Wizyta chińskiej delegacji w Warszawie. "Trzeba w Moskwie powiedzieć: stop"

Wang Yi
Kowal o wizycie chińskiej delegacji w Warszawie. "Powiem jasno"
Źródło: TVN24
Nie życzę sobie, żeby polscy obywatele na wschodzie musieli słuchać alarmów i bać się o swoje życie - powiedział w "Faktach po Faktach" w TVN24 szef sejmowej komisji spraw zagranicznych Paweł Kowal (KO). Mówił, o czym będzie rozmawiał z jednym z przedstawicieli chińskiej delegacji w związku z eskalującym konfliktem z Rosją.

W poniedziałek w Warszawie szef chińskiej dyplomacji Wang Yi spotka się z wicepremierem i ministrem spraw zagranicznych Radosławem Sikorskim. Wizyta Wanga jest częścią jego podróży po Europie Środkowej, obejmującej także Austrię i Słowenię. Jest to pierwsza od sześciu lat wizyta ministra spraw zagranicznych Chin w Polsce.

Odbędzie się ona również w czasie trwających do 16 września rosyjsko-białoruskich ćwiczeń wojskowych "Zapad-2025". Z ich powodu polski rząd ogłosił tymczasowe zamknięcie granicy z Białorusią, a to właśnie przez nią Chiny transportują koleją towary do Europy.

Co usłyszy chińska delegacja?

O szczegółach tej wizyty mówił w "Faktach po Faktach" w TVN24 szef sejmowej komisji spraw zagranicznych i przewodniczący Rady do spraw Współpracy z Ukrainą Paweł Kowal.
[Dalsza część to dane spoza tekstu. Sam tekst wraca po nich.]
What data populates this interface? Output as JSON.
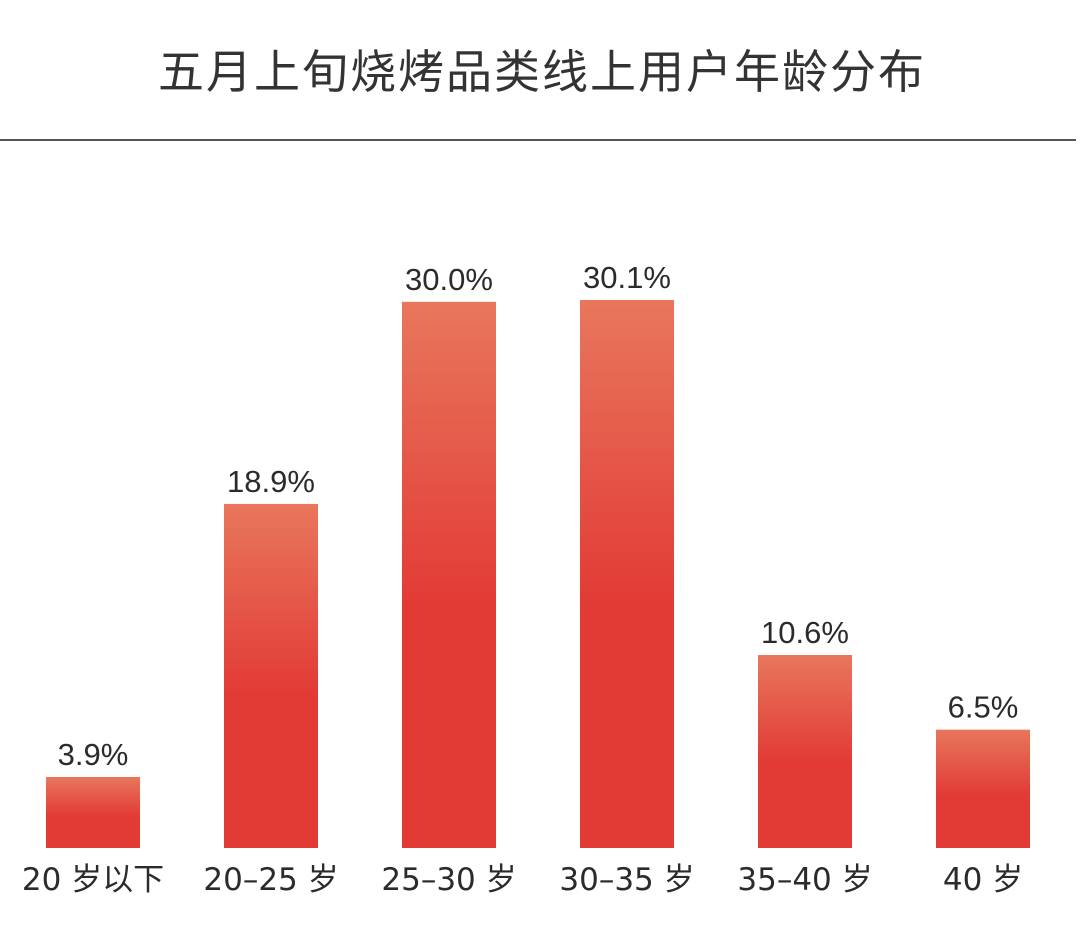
{
  "chart_data": {
    "type": "bar",
    "title": "五月上旬烧烤品类线上用户年龄分布",
    "categories": [
      "20 岁以下",
      "20–25 岁",
      "25–30 岁",
      "30–35 岁",
      "35–40 岁",
      "40 岁"
    ],
    "values": [
      3.9,
      18.9,
      30.0,
      30.1,
      10.6,
      6.5
    ],
    "value_labels": [
      "3.9%",
      "18.9%",
      "30.0%",
      "30.1%",
      "10.6%",
      "6.5%"
    ],
    "xlabel": "",
    "ylabel": "",
    "ylim": [
      0,
      30.1
    ],
    "grid": false,
    "legend": "none",
    "colors": {
      "bar_top": "#e8775c",
      "bar_bottom": "#e23b36",
      "text": "#2b2b2b"
    }
  }
}
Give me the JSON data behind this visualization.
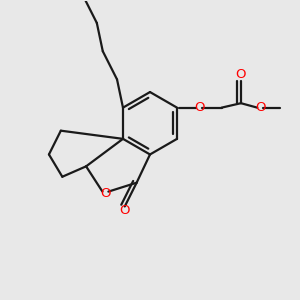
{
  "bg": "#e8e8e8",
  "bond_color": "#1a1a1a",
  "oxygen_color": "#ff0000",
  "lw": 1.6,
  "figsize": [
    3.0,
    3.0
  ],
  "dpi": 100,
  "xlim": [
    0,
    10
  ],
  "ylim": [
    0,
    10
  ]
}
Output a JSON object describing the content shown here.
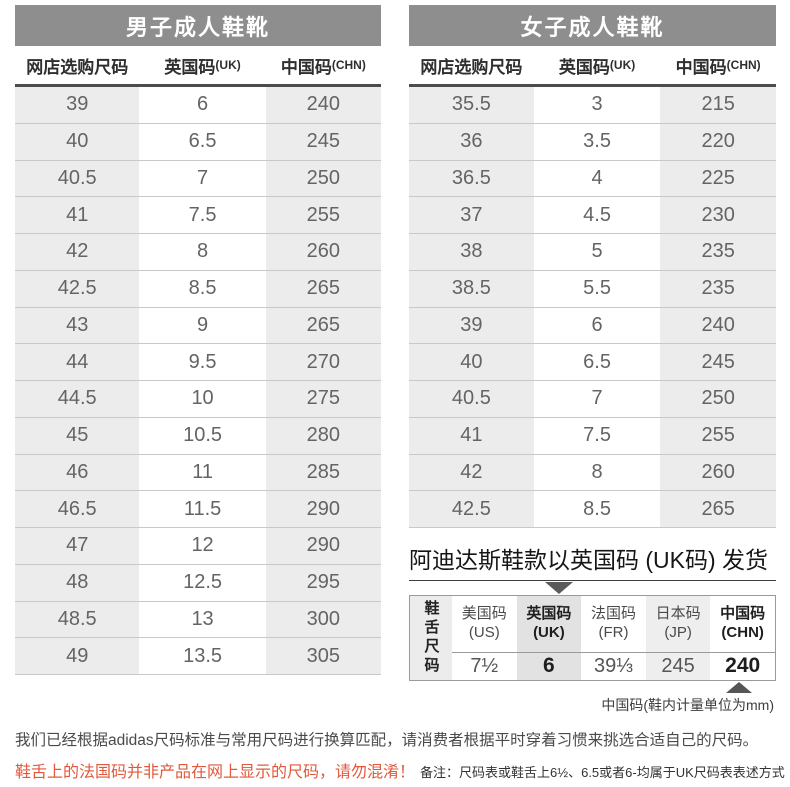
{
  "men_table": {
    "title": "男子成人鞋靴",
    "columns": [
      {
        "cn": "网店选购尺码",
        "en": ""
      },
      {
        "cn": "英国码",
        "en": "(UK)"
      },
      {
        "cn": "中国码",
        "en": "(CHN)"
      }
    ],
    "rows": [
      [
        "39",
        "6",
        "240"
      ],
      [
        "40",
        "6.5",
        "245"
      ],
      [
        "40.5",
        "7",
        "250"
      ],
      [
        "41",
        "7.5",
        "255"
      ],
      [
        "42",
        "8",
        "260"
      ],
      [
        "42.5",
        "8.5",
        "265"
      ],
      [
        "43",
        "9",
        "265"
      ],
      [
        "44",
        "9.5",
        "270"
      ],
      [
        "44.5",
        "10",
        "275"
      ],
      [
        "45",
        "10.5",
        "280"
      ],
      [
        "46",
        "11",
        "285"
      ],
      [
        "46.5",
        "11.5",
        "290"
      ],
      [
        "47",
        "12",
        "290"
      ],
      [
        "48",
        "12.5",
        "295"
      ],
      [
        "48.5",
        "13",
        "300"
      ],
      [
        "49",
        "13.5",
        "305"
      ]
    ]
  },
  "women_table": {
    "title": "女子成人鞋靴",
    "columns": [
      {
        "cn": "网店选购尺码",
        "en": ""
      },
      {
        "cn": "英国码",
        "en": "(UK)"
      },
      {
        "cn": "中国码",
        "en": "(CHN)"
      }
    ],
    "rows": [
      [
        "35.5",
        "3",
        "215"
      ],
      [
        "36",
        "3.5",
        "220"
      ],
      [
        "36.5",
        "4",
        "225"
      ],
      [
        "37",
        "4.5",
        "230"
      ],
      [
        "38",
        "5",
        "235"
      ],
      [
        "38.5",
        "5.5",
        "235"
      ],
      [
        "39",
        "6",
        "240"
      ],
      [
        "40",
        "6.5",
        "245"
      ],
      [
        "40.5",
        "7",
        "250"
      ],
      [
        "41",
        "7.5",
        "255"
      ],
      [
        "42",
        "8",
        "260"
      ],
      [
        "42.5",
        "8.5",
        "265"
      ]
    ]
  },
  "uk_notice": {
    "heading": "阿迪达斯鞋款以英国码 (UK码) 发货"
  },
  "tongue_table": {
    "row_label": "鞋舌尺码",
    "columns": [
      {
        "name": "美国码",
        "code": "(US)",
        "value": "7½",
        "emph": false,
        "shade": "none"
      },
      {
        "name": "英国码",
        "code": "(UK)",
        "value": "6",
        "emph": true,
        "shade": "dark"
      },
      {
        "name": "法国码",
        "code": "(FR)",
        "value": "39⅓",
        "emph": false,
        "shade": "none"
      },
      {
        "name": "日本码",
        "code": "(JP)",
        "value": "245",
        "emph": false,
        "shade": "light"
      },
      {
        "name": "中国码",
        "code": "(CHN)",
        "value": "240",
        "emph": true,
        "shade": "none"
      }
    ],
    "footnote": "中国码(鞋内计量单位为mm)"
  },
  "footer": {
    "line1": "我们已经根据adidas尺码标准与常用尺码进行换算匹配，请消费者根据平时穿着习惯来挑选合适自己的尺码。",
    "warning": "鞋舌上的法国码并非产品在网上显示的尺码，请勿混淆！",
    "note": "备注：尺码表或鞋舌上6½、6.5或者6-均属于UK尺码表表述方式"
  },
  "colors": {
    "title_bar": "#8e8e8e",
    "header_rule": "#4c4c4c",
    "cell_shade": "#ececec",
    "accent_red": "#e2583a"
  }
}
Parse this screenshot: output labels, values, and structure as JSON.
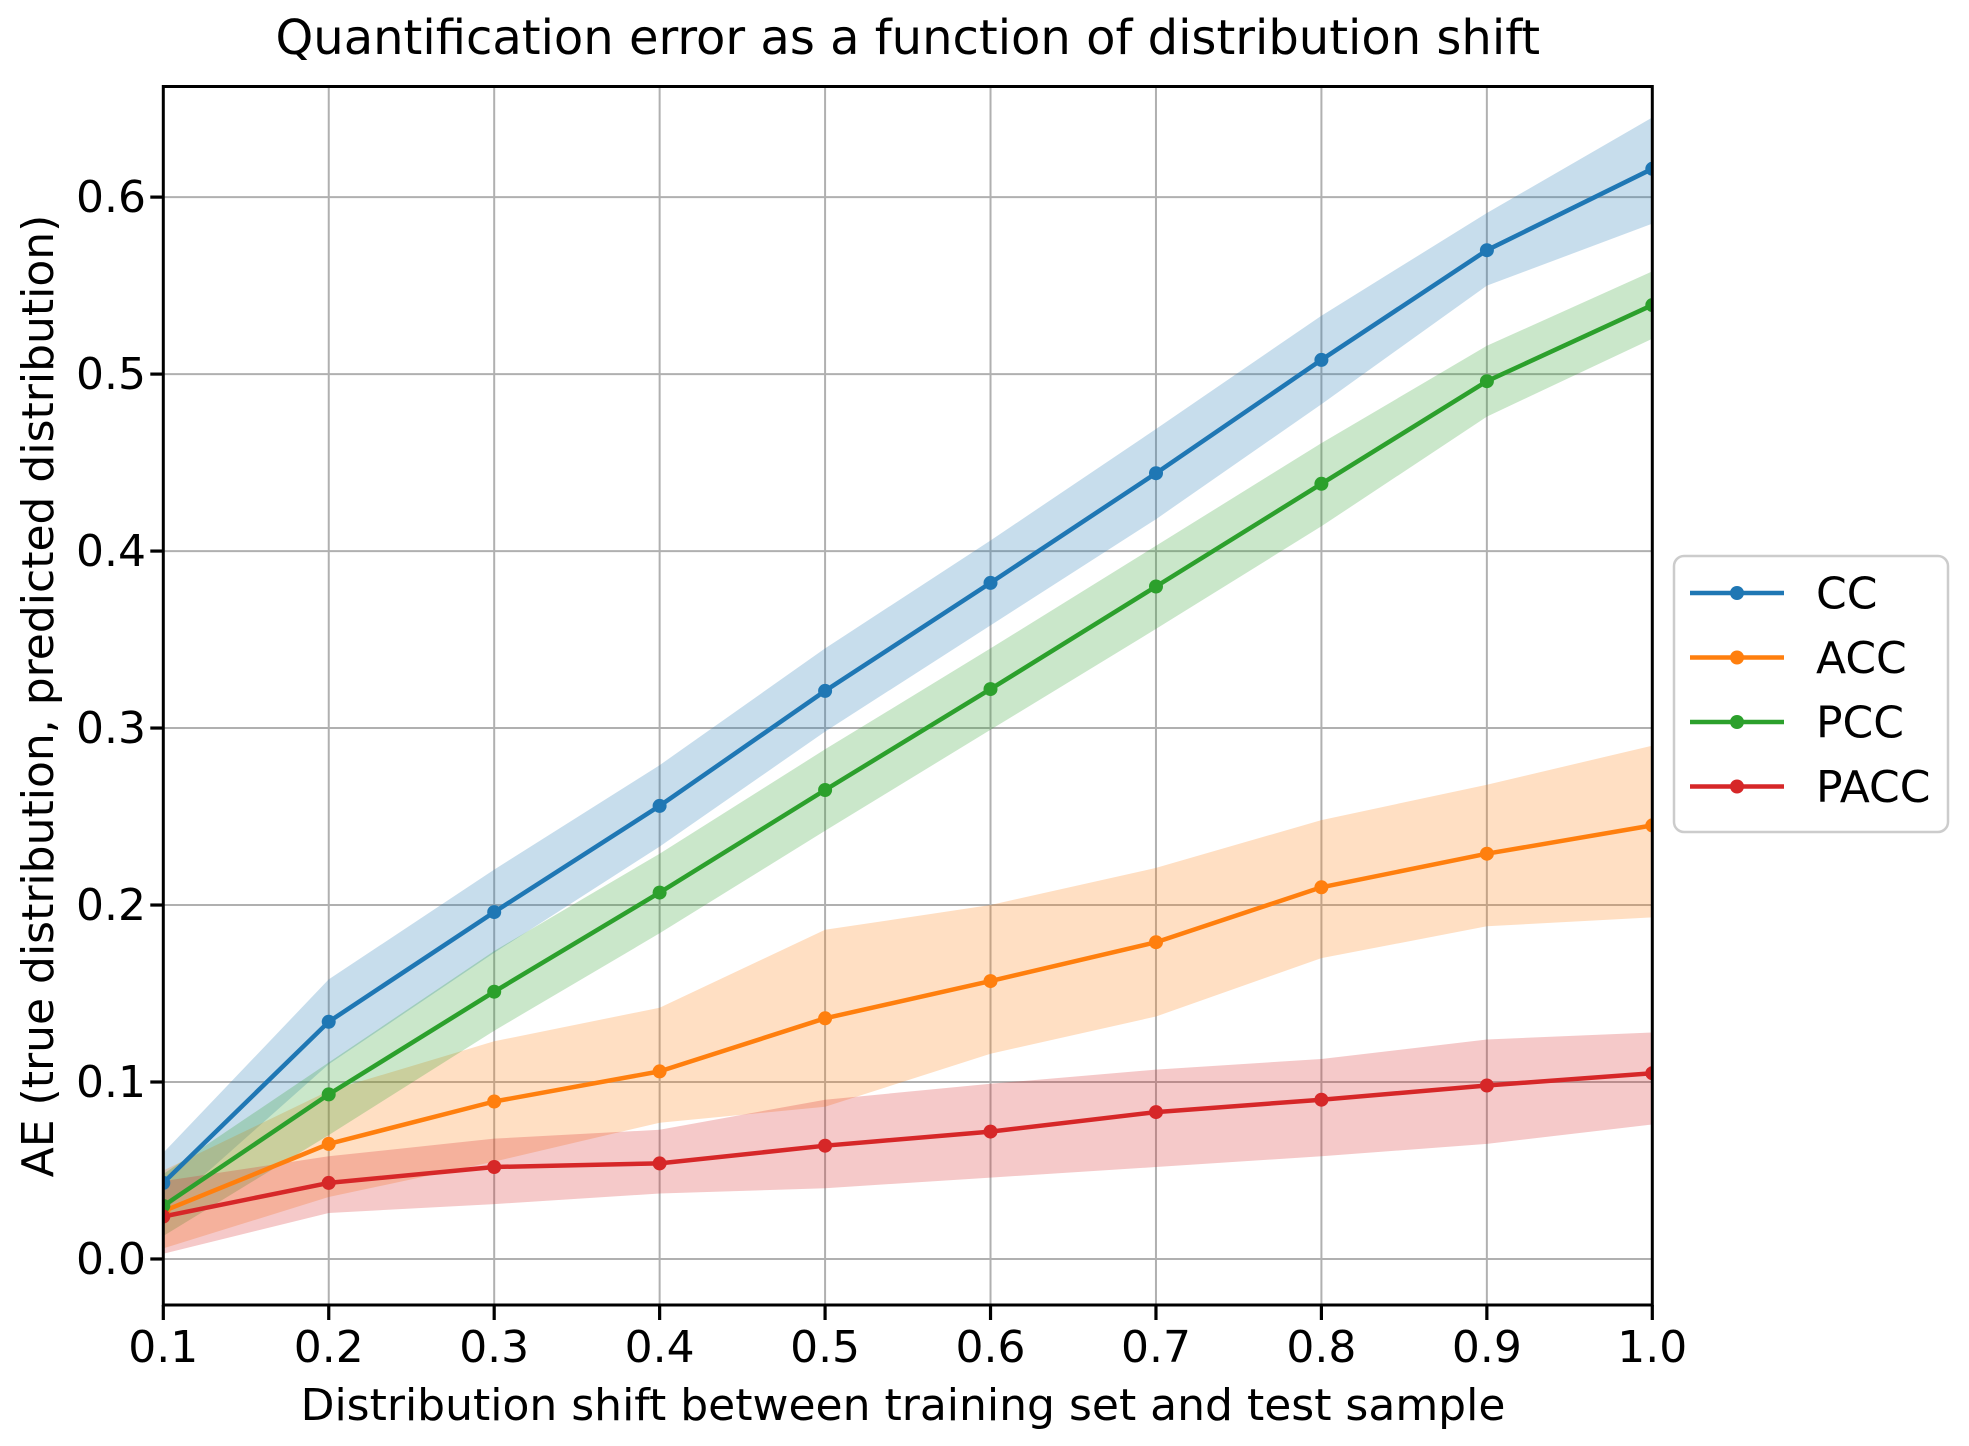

Jak przekazał, on również spotka się jutro z jednym z przedstawicieli zagranicznej delegacji, czyli szefem komisji rolnictwa z chińskiego parlamentu.

- Nie będzie zaskoczeniem, przynajmniej dla mojego gościa, ale myślę, że będzie podobnie u ministra Sikorskiego, że powiem jasno: trzeba w Moskwie powiedzieć "stop" - oświadczył.

Jego zdaniem, "skoro Chiny dzisiaj są tak istotne w kreowaniu polityki rosyjskiej", to dla Polski "koszty są ogromne". - Ja sobie nie życzę, żeby polscy obywatele na wschodzie (...) musieli słuchać alarmów i bać się o swoje życie - zaznaczył.

- Myślę, że to rzetelnie trzeba powiedzieć partnerom z Chin, którzy akurat jutro będą w Warszawie, będzie kilka delegacji, żeby to jasno rozumieli - mówił Kowal.

"Niech sami ocenią, czy to służy stabilizacji"

Na uwagę, że przedstawiciele Chin mogą deklarować, że są przeciwko eskalacji wojny, a jednocześnie nakłaniać do ponownego otworzenia granicy z Białorusią, Kowal oświadczył, że wtedy rząd "pokaże, jak wygląda granica". - Zaproszę naszych chińskich rozmówców tam, gdzie będę mógł, żeby pojechali zobaczyć granicę. Oni lubią spokój, lubią stabilizację. Niech sami ocenią, czy to służy stabilizacji - wyjaśniał.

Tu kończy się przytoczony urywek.